There is also the question of audience. Although theater-led projects such as “Dream” and “All Kinds of Limbo” have gained positive reviews, they have attracted only a tiny fraction of the 12 million viewers who watched a 2020 virtual performance by rapper Travis Scott in the online game Fortnite. The chances of monetization at scale look slim, at least for now.

And the irony is that, although the pandemic may have whetted audience appetites for digital drama, it has had devastating consequences for theater companies themselves. The National Theatre’s Immersive Storytelling Studio originally had four staff members; after belt-tightening layoffs in the company, it is now just Coffey and one full-time co-worker. “Even before the pandemic, we could have been doing 10 times more” than we had resources to be able to do, Coffey said. “We need to work within those restrictions.”

What happens next is up for debate.
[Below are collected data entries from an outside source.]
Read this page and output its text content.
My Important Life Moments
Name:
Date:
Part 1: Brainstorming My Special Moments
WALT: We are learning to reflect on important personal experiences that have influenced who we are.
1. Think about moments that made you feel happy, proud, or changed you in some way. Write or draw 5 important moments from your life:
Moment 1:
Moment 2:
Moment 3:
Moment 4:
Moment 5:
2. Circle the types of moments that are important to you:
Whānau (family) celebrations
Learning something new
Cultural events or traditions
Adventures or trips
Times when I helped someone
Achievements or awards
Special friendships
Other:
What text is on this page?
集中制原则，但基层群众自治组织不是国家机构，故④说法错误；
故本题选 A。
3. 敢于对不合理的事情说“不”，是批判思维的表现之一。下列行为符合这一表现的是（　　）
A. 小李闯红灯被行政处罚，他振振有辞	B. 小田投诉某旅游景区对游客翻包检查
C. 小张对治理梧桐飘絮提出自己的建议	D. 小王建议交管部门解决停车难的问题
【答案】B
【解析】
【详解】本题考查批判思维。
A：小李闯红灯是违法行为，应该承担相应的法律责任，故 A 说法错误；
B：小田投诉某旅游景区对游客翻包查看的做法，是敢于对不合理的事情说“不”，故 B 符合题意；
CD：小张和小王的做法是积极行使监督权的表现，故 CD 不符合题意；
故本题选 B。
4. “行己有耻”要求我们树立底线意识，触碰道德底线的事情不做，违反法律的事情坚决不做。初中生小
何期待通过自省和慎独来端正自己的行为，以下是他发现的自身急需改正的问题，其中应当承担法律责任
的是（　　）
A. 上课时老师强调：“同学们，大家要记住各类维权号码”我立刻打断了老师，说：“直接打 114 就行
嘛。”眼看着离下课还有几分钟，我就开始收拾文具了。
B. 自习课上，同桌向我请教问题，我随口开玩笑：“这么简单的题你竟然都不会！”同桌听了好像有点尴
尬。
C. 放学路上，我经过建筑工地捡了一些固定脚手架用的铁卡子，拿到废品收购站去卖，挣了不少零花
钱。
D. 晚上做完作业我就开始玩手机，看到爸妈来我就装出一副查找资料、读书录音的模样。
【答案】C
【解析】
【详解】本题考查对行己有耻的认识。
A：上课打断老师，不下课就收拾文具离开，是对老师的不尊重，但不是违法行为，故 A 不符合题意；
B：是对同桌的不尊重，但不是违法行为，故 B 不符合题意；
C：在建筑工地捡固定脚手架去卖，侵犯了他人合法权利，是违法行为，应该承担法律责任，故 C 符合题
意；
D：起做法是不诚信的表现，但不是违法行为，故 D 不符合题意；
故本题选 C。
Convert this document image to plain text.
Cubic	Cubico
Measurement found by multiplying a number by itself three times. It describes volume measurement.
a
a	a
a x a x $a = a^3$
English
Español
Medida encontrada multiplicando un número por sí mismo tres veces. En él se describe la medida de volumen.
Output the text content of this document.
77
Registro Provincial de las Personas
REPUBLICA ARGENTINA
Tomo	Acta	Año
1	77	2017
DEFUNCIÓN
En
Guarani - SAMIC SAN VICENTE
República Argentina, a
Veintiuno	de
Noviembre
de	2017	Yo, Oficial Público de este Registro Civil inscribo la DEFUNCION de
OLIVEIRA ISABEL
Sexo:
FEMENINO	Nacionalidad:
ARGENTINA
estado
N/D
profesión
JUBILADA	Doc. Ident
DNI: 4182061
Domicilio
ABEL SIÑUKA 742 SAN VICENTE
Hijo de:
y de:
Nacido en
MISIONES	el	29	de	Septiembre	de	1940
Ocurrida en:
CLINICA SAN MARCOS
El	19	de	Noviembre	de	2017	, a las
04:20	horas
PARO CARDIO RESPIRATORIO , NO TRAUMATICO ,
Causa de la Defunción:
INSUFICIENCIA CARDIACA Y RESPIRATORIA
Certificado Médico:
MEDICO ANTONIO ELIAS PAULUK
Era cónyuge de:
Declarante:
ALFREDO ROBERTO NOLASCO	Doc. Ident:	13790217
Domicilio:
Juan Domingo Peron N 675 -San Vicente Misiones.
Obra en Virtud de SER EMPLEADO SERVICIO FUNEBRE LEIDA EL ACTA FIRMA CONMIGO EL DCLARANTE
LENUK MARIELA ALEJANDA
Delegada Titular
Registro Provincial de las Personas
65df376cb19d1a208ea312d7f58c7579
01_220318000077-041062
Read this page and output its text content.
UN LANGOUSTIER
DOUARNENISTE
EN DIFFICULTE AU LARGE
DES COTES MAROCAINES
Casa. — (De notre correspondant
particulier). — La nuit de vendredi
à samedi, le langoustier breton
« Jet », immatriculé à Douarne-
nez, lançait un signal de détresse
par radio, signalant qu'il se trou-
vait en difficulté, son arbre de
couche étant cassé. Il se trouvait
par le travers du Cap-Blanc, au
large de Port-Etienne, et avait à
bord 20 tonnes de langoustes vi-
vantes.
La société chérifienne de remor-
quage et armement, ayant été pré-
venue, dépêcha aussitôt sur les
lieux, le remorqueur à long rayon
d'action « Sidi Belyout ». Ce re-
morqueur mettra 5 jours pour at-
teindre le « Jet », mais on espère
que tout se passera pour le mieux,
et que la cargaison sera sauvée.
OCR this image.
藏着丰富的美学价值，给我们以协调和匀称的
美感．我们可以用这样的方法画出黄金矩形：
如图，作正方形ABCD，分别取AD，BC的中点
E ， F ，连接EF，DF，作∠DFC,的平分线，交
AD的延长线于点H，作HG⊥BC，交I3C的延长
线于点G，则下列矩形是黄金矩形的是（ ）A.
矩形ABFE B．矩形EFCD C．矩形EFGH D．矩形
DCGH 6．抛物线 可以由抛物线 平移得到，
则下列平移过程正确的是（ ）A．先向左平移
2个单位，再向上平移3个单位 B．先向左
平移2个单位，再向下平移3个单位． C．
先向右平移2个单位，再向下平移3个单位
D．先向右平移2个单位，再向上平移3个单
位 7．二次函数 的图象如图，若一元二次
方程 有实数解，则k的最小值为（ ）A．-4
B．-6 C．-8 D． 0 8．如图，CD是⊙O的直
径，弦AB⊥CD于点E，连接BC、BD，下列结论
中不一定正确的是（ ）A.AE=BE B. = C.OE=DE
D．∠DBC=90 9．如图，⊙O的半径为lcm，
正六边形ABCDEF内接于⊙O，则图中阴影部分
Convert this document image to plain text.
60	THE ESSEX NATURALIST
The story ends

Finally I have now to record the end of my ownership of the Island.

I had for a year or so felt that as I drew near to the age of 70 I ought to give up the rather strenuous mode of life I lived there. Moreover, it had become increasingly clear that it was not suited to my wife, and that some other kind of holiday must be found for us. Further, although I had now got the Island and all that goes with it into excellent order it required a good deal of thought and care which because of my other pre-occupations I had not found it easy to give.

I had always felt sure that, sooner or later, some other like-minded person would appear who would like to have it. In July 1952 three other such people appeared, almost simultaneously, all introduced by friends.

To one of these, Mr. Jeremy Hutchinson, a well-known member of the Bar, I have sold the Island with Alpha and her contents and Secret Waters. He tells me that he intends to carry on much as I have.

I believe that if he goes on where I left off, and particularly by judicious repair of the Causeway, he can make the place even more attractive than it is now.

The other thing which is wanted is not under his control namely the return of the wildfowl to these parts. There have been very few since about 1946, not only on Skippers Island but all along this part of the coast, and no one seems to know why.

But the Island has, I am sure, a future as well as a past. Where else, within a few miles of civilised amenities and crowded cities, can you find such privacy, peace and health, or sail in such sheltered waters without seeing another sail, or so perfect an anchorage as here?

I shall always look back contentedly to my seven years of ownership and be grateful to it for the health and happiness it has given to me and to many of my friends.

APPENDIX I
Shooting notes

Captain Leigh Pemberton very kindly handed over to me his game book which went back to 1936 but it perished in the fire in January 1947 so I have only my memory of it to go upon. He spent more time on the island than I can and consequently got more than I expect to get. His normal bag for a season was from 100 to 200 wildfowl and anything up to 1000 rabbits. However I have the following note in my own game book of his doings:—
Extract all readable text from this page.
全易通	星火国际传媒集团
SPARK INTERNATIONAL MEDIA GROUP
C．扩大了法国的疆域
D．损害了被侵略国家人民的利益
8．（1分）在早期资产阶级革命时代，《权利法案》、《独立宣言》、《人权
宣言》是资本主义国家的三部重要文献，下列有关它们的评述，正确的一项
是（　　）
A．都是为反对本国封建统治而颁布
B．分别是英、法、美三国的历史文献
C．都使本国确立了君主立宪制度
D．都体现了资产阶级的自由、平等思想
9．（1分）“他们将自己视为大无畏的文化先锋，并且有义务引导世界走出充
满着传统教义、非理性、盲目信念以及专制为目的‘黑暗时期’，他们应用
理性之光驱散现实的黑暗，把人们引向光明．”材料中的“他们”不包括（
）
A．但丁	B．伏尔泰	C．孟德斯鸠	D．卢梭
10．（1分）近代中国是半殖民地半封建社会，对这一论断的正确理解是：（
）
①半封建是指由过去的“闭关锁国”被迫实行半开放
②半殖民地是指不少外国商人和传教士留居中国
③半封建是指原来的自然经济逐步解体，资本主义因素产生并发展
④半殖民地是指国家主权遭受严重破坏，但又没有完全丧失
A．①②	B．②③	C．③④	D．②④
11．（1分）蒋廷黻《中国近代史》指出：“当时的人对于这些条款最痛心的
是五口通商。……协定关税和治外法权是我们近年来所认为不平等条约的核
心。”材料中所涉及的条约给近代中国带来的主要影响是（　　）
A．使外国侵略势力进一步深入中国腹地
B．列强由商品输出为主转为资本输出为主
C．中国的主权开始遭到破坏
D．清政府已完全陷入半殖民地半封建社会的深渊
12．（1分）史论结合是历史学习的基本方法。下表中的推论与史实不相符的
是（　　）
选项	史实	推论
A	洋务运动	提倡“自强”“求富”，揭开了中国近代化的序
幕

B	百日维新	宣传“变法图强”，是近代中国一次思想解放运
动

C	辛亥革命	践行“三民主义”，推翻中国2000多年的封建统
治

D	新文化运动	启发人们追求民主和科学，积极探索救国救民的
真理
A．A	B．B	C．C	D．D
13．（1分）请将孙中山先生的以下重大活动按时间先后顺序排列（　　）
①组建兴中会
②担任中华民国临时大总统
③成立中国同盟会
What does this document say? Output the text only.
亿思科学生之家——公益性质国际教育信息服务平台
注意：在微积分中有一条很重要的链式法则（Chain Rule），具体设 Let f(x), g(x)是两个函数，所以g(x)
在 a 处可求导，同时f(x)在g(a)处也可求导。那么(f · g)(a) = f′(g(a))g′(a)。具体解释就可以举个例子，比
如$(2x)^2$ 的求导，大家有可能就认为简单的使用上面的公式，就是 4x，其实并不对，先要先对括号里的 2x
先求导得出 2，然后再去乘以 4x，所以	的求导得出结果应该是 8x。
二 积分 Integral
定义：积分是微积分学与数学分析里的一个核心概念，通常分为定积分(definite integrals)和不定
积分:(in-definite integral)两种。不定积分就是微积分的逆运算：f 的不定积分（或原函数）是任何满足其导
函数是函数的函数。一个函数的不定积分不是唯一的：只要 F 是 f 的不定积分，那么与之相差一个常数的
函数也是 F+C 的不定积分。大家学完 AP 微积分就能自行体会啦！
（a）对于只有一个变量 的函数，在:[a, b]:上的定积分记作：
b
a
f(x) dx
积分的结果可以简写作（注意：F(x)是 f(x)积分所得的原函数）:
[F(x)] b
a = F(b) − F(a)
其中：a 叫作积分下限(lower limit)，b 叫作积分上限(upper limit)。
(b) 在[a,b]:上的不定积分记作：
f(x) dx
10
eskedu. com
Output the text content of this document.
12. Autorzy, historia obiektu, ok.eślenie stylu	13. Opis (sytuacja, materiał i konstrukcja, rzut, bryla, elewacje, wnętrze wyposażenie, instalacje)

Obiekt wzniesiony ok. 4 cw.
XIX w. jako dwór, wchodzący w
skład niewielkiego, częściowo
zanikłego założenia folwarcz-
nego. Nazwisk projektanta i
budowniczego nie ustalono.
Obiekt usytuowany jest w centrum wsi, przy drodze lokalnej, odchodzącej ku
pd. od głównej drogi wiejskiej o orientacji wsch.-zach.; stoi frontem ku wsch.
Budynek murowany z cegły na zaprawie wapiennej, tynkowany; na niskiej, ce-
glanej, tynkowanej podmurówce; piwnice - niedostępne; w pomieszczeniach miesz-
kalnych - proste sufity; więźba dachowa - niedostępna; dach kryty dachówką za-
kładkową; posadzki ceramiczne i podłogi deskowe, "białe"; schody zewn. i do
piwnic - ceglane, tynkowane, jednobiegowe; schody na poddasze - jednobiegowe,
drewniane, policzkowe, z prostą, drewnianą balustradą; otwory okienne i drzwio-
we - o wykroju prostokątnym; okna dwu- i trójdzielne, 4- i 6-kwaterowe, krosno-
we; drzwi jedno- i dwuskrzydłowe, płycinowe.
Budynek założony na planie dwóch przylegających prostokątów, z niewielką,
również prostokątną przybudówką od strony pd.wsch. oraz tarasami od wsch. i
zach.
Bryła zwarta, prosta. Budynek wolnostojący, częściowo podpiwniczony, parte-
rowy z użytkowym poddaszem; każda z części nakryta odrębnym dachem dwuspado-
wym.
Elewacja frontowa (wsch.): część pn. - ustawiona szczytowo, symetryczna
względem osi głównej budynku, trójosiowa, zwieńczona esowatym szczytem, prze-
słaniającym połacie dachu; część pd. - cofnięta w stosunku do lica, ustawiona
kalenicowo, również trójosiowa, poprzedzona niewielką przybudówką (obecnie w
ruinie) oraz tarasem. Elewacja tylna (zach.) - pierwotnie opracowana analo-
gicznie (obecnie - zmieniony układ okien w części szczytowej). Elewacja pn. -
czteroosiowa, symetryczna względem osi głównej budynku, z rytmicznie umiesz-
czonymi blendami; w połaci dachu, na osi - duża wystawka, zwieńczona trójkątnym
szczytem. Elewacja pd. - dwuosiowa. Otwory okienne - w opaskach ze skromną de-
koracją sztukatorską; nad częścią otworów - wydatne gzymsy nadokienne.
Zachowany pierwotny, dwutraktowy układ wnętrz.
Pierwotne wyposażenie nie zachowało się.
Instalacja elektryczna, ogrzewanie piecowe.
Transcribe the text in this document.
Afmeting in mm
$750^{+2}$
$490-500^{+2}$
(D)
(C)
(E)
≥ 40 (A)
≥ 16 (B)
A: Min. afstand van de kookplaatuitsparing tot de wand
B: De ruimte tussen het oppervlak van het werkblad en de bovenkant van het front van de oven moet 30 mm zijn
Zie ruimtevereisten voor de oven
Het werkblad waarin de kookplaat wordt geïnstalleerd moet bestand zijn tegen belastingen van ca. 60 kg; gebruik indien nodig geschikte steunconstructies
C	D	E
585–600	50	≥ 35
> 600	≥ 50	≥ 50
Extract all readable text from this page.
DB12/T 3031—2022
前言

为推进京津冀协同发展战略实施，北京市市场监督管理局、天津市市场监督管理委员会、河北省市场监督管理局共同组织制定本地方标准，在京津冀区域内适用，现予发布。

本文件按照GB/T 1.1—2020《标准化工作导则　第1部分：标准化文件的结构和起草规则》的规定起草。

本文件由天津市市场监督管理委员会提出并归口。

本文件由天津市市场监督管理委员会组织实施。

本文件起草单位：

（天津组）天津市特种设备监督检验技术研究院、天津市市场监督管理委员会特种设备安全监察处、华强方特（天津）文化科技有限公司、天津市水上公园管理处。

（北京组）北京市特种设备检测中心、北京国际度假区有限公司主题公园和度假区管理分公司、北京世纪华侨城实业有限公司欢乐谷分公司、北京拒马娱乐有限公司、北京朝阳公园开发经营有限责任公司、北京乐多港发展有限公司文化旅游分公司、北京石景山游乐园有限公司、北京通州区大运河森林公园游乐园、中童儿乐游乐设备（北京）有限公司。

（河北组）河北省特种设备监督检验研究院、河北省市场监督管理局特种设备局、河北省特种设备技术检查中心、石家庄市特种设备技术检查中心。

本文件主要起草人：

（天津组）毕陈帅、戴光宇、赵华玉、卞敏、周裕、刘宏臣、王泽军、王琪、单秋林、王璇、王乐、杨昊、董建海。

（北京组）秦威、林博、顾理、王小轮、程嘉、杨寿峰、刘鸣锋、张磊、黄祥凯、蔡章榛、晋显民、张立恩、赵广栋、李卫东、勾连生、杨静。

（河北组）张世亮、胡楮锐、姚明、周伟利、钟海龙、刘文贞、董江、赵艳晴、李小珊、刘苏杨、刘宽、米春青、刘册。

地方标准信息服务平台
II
The National Theatre is working on redeploying the app and distribution platform used for “All Kinds of Limbo” into something that works for other projects. Panetta said that the metaverse, if it genuinely takes off, offers its own possibilities for live performance. “It’s difficult to see what the pathway is," she said. "I suspect it’ll be a mix of many different things.”

So how long until we’re watching Ibsen or Shakespeare in augmented reality at our kitchen tables? Coffey laughed, then cautioned that designing successful AR performances was still an emerging skill. “But someday it’ll happen, I have no doubt,” he said.



'All Kinds of Limbo'

Streaming through Jan. 30; allkindsoflimbo.com.